Langsung ke konten utama

Dzulhijjah Bulan Keluarga




Woks

Kami kemarin berkesempatan hadir di Majelis Sabilu Taubah pimpinan Gus Muhammad Iqdam. Majelis yang beralamat di Karanggayam Srengat Blitar tersebut menarik perhatian kami. Pasalnya di sana majelis gaul dan sangat milenial. Pengajian tersebut memang mayoritas jama'ahnya adalah anak muda. Terutama anak muda yang sedang mencari identitas diri.

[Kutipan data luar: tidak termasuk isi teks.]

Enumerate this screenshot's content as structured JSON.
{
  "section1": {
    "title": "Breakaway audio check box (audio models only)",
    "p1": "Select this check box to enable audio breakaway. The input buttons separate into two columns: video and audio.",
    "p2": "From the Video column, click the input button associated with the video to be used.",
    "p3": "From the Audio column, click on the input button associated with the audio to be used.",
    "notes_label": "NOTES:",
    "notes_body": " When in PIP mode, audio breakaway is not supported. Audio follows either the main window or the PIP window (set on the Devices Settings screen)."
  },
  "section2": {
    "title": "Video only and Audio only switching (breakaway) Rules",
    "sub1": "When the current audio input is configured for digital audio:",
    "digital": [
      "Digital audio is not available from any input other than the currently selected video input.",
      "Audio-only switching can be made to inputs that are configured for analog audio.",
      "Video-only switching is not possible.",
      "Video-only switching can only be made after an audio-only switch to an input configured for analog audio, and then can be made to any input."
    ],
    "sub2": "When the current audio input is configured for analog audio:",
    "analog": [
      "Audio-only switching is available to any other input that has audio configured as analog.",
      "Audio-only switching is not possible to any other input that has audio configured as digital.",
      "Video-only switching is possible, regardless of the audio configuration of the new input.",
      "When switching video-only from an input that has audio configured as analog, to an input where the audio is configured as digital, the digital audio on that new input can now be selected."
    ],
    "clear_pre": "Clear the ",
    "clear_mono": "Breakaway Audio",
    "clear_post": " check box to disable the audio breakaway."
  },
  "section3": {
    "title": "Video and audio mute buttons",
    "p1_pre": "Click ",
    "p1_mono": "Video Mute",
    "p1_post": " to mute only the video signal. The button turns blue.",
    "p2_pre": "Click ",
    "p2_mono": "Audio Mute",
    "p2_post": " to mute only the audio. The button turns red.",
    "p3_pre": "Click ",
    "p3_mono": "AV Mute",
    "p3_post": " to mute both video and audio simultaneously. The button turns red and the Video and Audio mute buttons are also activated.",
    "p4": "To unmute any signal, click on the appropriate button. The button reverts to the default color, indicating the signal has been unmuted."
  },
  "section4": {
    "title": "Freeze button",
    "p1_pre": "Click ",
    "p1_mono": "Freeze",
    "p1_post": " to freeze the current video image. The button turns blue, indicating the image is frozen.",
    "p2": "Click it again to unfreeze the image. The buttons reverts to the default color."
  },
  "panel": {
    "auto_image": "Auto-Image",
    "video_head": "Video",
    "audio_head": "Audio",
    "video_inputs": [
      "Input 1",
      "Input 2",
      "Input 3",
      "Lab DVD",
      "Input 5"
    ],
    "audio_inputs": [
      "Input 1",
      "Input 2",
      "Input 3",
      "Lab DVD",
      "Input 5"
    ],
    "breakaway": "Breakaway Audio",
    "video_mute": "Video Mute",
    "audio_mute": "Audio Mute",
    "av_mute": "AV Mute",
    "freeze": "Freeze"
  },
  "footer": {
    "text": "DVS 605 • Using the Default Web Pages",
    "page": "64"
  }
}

Pada kesempatan kali ini seperti biasanya Gus Iqdam membuka kitab sekaligus awal pengajian di bulan Dzulhijjah. Kebetulan di momen tersebut beliau menjelaskan seputar keutamaan bulan Dzulhijjah. Bulan yang disebut juga bulan haji, bulan qurban dan tentunya bulan besar. Bagi Gus Iqdam bulan Dzulhijjah juga bisa disebut bulan keluarga. Karena di sana terdapat peristiwa besar mengenai Nabi Ibrahim beserta keluarganya yang diabadikan dalam al Qur'an.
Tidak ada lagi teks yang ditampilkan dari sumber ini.